We were studying at the University of Grenoble and took most of our meals in the school’s cafeteria. But when we were on our own, a few friends and I would venture into local bistros. It was on one of these days that I discovered a dish that would become one of my French favorites: moules au Pernod, mussels napped in a light sauce of cream, onions, and Pernod. The smooth anise-scented sauce provided the perfect counterpart to briny mussels.
It’s the perfect summer’s night entree, especially paired with a crisp Sauvignon Blanc, preferably a Sancerre, and a crusty baguette to get the last bit of sauce.
MUSSELS WITH PERNOD AND CREAM Adapted from Epicurious.com
1 1/4 cups leeks sliced 1/4-inch thick using only the white and pale green portion
1 1/2 cups Sauvignon Blanc or other dry white wine
1/4 cup finely diced red bell pepper
2 pounds mussels, scrubbed, debearded
1/2 cup heavy cream
Fresh ground black pepper
4 tablespoons Pernod or other anise liqueur
3 tablespoons finely chopped fresh parsley
Combine the sliced leeks, wine, and bell pepper in large heavy-bottomed non-reactive pot.

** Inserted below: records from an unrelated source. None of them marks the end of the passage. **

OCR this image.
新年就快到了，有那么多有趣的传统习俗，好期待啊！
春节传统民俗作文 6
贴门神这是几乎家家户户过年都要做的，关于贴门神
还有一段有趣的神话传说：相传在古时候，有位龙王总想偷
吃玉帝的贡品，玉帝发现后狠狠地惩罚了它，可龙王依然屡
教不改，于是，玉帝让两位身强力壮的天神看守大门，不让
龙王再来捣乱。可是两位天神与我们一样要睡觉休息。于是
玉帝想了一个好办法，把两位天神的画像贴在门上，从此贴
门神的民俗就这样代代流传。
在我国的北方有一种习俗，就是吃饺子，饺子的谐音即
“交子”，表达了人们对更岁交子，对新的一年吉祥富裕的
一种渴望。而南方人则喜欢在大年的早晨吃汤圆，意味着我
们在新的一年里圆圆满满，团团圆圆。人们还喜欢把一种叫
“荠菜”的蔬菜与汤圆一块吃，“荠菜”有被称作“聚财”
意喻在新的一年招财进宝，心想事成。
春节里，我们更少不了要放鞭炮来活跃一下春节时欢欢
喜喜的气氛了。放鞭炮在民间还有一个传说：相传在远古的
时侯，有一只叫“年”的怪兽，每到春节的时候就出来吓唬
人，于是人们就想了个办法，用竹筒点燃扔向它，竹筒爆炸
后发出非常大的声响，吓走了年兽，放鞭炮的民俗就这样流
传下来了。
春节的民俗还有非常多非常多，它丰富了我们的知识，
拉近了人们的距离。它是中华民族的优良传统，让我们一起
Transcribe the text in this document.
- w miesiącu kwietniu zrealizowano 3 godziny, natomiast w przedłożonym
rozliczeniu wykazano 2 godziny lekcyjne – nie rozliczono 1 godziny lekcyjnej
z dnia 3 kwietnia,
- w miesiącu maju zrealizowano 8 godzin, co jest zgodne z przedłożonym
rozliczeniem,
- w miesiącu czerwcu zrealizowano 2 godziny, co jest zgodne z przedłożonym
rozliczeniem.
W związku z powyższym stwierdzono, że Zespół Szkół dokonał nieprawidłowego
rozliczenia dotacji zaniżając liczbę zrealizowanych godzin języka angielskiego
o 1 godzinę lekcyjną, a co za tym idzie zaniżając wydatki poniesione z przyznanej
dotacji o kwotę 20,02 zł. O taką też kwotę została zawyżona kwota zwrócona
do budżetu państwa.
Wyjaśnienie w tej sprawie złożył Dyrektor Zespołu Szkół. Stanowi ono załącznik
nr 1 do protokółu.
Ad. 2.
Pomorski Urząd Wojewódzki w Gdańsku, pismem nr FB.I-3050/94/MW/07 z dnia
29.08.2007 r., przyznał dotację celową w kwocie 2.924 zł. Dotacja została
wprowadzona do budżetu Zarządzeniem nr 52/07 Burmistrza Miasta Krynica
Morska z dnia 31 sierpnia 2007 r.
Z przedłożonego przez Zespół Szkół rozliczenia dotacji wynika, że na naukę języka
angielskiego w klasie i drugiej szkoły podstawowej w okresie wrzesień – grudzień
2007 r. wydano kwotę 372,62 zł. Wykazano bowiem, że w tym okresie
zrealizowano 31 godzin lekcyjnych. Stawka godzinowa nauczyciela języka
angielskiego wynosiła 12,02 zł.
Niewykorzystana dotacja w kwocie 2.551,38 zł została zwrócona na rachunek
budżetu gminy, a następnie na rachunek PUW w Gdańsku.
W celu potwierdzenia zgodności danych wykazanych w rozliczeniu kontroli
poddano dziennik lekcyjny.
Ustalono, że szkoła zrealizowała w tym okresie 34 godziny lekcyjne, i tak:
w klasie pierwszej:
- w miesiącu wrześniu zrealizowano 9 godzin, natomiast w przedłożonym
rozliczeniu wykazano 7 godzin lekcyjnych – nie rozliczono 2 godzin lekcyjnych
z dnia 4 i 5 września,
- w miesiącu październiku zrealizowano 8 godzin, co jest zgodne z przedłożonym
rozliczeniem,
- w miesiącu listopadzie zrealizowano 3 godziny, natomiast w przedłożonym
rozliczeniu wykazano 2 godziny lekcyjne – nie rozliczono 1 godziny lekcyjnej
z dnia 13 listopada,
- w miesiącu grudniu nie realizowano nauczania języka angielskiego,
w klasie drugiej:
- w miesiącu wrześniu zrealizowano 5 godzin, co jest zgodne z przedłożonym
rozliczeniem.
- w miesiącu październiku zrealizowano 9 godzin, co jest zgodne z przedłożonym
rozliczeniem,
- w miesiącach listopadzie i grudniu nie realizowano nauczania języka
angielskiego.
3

Bring to boil over high heat.
Add the mussels. Cover the pot and cook until mussels open, about 5 minutes, shaking the past once or twice.
With a slotted spoon, transfer the mussels to a bowl (discard any mussels that do not open).
To the pot, add the cream, salt and pepper to taste, and Pernod. Boil until liquid is slightly reduced, about 4 minutes. Mix in chopped parsley.
Return the mussels and any accumulated juices to pot. Simmer until mussels are warmed through, about 1 minute; adjust the seasoning. Serve mussels with the sauce.